Lebih jauh Robbert menjelaskan, di Indonesia ada tujuh Ereveld. Di seluruh pusara kehormatan Belanda itu terbujur lebih dari 25.000 korban perang baik dari masyarakat sipil atau militer. Ke-7 Ereveld itu ada di Menteng Pulo (Jakarta Selatan), Ancol (Jakarta Utara), Pandu (Bandung), Leuwigajah (Cimahi), Kalibanteng serta Candi (Semarang) serta Kembang Kuning (Surabaya).

Robbert mengutarakan, korban perang tidak cuman dari faksi Belanda. Tetapi, ada juga dari beberapa negara lain bahkan juga terhitung Indonesia.
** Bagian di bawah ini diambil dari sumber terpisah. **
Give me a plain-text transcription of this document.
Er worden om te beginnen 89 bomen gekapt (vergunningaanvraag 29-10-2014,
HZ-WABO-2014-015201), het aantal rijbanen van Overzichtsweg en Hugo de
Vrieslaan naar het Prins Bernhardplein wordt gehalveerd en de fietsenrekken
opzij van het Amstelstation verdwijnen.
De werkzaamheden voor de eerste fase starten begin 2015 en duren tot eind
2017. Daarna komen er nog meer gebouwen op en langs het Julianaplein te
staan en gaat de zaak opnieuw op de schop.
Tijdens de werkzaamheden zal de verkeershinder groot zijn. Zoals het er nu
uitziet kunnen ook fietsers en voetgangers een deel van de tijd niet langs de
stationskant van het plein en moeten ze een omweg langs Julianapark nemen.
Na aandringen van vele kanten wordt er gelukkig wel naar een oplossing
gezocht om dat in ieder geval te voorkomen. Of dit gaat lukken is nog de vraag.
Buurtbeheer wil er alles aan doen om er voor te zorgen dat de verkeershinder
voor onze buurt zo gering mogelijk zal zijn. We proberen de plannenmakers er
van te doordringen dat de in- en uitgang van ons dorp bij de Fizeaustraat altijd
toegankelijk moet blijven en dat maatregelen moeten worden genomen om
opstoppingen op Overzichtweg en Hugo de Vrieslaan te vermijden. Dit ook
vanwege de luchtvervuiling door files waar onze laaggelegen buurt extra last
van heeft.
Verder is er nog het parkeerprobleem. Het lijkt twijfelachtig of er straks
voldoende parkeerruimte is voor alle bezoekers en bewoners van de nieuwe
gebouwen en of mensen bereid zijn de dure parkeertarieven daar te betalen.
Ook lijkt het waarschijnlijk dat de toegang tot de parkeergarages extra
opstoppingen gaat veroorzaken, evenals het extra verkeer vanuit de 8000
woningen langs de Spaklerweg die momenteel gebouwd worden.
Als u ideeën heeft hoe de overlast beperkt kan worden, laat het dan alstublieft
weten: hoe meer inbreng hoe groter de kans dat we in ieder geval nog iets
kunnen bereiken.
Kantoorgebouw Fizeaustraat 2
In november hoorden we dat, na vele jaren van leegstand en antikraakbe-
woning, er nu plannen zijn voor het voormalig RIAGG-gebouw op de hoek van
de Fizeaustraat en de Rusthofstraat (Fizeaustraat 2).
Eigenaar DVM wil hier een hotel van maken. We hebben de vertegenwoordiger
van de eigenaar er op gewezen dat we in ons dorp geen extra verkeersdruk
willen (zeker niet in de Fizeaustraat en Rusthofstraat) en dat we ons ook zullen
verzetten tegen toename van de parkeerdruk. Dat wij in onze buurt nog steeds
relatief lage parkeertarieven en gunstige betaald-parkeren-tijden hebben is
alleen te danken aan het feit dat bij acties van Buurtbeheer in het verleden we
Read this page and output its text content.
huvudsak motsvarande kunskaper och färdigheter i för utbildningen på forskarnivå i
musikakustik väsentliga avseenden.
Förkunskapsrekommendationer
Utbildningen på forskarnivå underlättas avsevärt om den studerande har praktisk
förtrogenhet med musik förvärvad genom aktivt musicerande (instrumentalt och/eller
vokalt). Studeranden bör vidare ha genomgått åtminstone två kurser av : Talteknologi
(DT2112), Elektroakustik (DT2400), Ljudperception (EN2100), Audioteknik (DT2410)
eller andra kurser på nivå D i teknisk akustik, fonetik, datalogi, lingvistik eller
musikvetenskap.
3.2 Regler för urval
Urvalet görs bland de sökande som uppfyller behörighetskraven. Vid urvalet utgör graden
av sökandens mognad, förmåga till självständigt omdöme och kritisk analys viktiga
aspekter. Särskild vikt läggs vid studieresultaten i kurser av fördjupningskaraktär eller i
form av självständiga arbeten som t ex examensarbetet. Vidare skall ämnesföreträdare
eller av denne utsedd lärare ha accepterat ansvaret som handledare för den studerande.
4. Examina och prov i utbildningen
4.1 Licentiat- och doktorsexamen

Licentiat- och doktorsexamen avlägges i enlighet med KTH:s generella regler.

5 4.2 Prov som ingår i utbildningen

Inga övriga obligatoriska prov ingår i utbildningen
“Menjadi peringatan ini untuk mengingati beberapa korban dari perang yang berjatuhan. Agar kita dapat ambil pelajaran bisa juga menyaksikan imbas dari perang apa itu. Tidak cuma Indonesia di Belanda beberapa korban,” katanya.

Lewat acara ini, Robbert juga pengin sampaikan pesan penting jika senjata adalah musibah untuk umat manusia. Dengan menyertakan pelajar, komune, serta masyarakat diinginkan sanggup memberi pengetahuan supaya tiap orang untuk memprioritaskan diskusi atau diplomasi dalam penuntasan tiap perselisihan.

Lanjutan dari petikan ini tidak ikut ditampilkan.